There is presently some radio chatter regarding economic overheating as a result of the ‘generous stimulus packages’ of recent political necessity. There is copious counter-chatter about fundamental conditions (such as on-going labor shortage, supply chain difficulties) and their inhibitory character, medium term. Additionally, there are current actual attempts to strong-arm the labor force (especially the wage earner) into compliance (such as proof of work-seeking prerequisites for state dispensed federal benefits, etc.) alongside threats and coercion to return to on-site work rather than remote work (especially for salaried employees). This indicates and corresponds to a perceived labor shortage and overall manageability.
While noting and then accounting for a certain amount of political hash and drama around ‘inflation’, as well as political stridency over national monetary policy, especially vis-a-vis the ‘generosity’ of the recent stimulus payments; we would like to remark that it is traditional to fret about inflation and couple it to increasing public access to money from the consumer side. The prevailing propaganda seems to be that it is somehow better to restrict public access to money and facilitate enormous zero-interest loans to preferred borrowers, private enterprise and secret members of a cloistered ring of privilege and influence. This stimulates short-term borrowing to leverage in gigantic stock purchases which drive the market price up or down in a manipulated direction, earning the preferred borrower over-sized profits at zero interest on the principle. Obviously, the neighbor next door cannot get the wherewithal to do such a thing, so the net effect is to line the pockets of the billionaire (with taxpayer’s money) at the further expense of the citizen (who earns near zero percent on his savings). The thinking behind this strategy is that impoverished citizenry will be more docile when it comes to abuse of the labor force. Poor folks will need to earn uncompensated wages for their money because there will be no alternative. This exploitative strategy has long been the staple of our command and control business hierarchies that indenture the bulk of our nation’s people.

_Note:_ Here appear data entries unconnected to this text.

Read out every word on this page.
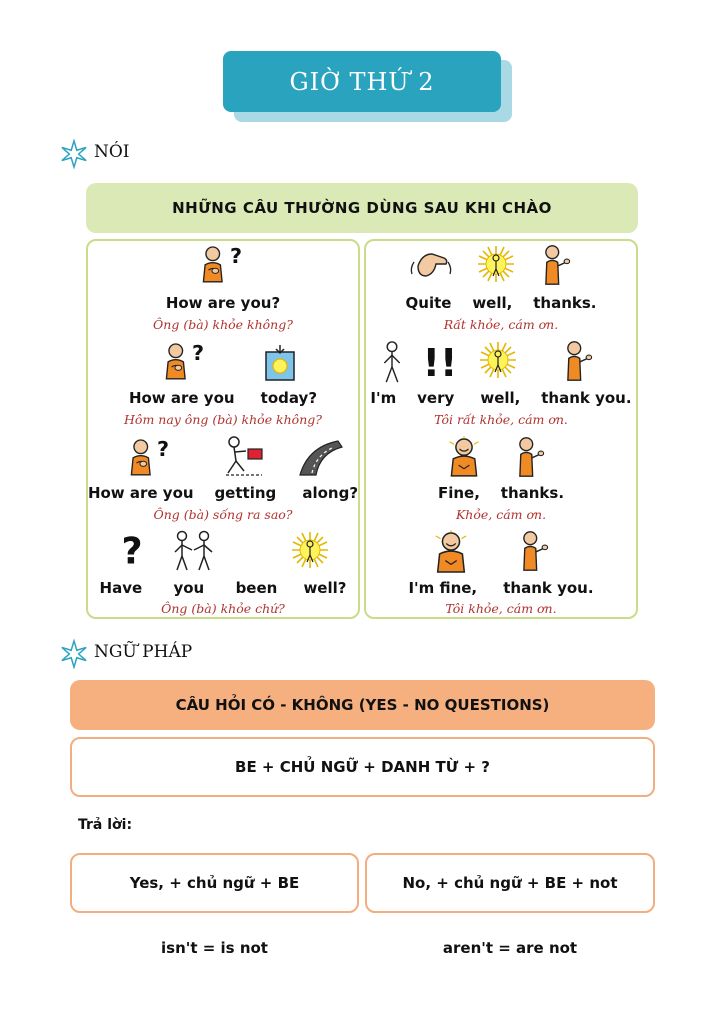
GIỜ THỨ 2
NÓI
NHỮNG CÂU THƯỜNG DÙNG SAU KHI CHÀO
How are you?
Ông (bà) khỏe không?
How are you     today?
Hôm nay ông (bà) khỏe không?
How are you    getting     along?
Ông (bà) sống ra sao?
Have      you      been     well?
Ông (bà) khỏe chứ?
!!
Quite    well,    thanks.
Rất khỏe, cám ơn.
I'm    very     well,    thank you.
Tôi rất khỏe, cám ơn.
Fine,    thanks.
Khỏe, cám ơn.
I'm fine,     thank you.
Tôi khỏe, cám ơn.
NGỮ PHÁP
CÂU HỎI CÓ - KHÔNG (YES - NO QUESTIONS)
BE + CHỦ NGỮ + DANH TỪ + ?
Trả lời:
Yes, + chủ ngữ + BE	No, + chủ ngữ + BE + not
isn't = is not	aren't = are not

Tight monetary policy coupled with rigorous efficiency approaches have driven wages down below sustainable levels for decades now, ongoingly. Sub-standard wages then, do not afford our consumer-driven economy any traction, which leads to over-borrowing, high credit burdens, diminished profits, bankruptcies, defaults, and foreclosures; as well as monopolizing circulation to utilities and rent. The new policy of direct stimulus payments has greatly eased this systemic economic burden and should be institutionalized in the form of a U.B.I. (universal basic income). However already, there is great hollering about inflation and labor shortage. Personally, I believe that employers ought to quit hollering and offer interesting and gainful employment or meaningful careers. Whatever my personal perspective on this might be, the following are my predictions on how this will play out:
There will still be some increase in pay for wage earners, but mostly in the form of sign-on bonuses and not for those already employed. This will influence current employees to quit and sign on often, just for the added incentives. Of course this will further exacerbate the labor shortage and, being loathe to pay the laborer anything near his worth, management will elect to invest heavily in coercion and strong-arm tactics to intimidate workers into staying. Whether this works or not will depend on the ability of public conscience to resist such affronts and maintain coherence in their own best interest. If the strategy works and labor breaks, then look forward to entrenched poverty and a miserable work environment. If labor holds together, then look for dirty lobbying and legalized strong-arm tactics. The rallying cry will be ‘loss of jobs’ and ‘double-digit inflation’.
Look for inflation to rise, especially for consumer goods and basic commodities as both short-term greed and a squeeze-play strategy emerge that tries to deplete the public’s reserved funds. However, cheap and short-sighted ploys such as this nearly always result in medium and long-term disaster and the burden to the consumer economy will demand emergency relief. This coupled with labor instability and supply shortages will exacerbate the false inflation which will ‘reverse-rebound’ into a full-scale recession. The only available solution will be federal resumption of the direct payment stimulus program but now coupled with industry bail-out measures. So the medium-term outlook is for continued stimulus, whether proactive or reactive.
Longer term prospects will await scrutiny of the bail-out measures and their effectiveness. Ultimately it is unsustainable to prop up the market with zero-interest. Federal escalation of the common interest will reckon with any problems due to so-called ‘over-heating’. Eventually, excessive deficit will need to be pared down with increased taxes, which will also contribute to ‘cool down’ and perceived ‘overheating’.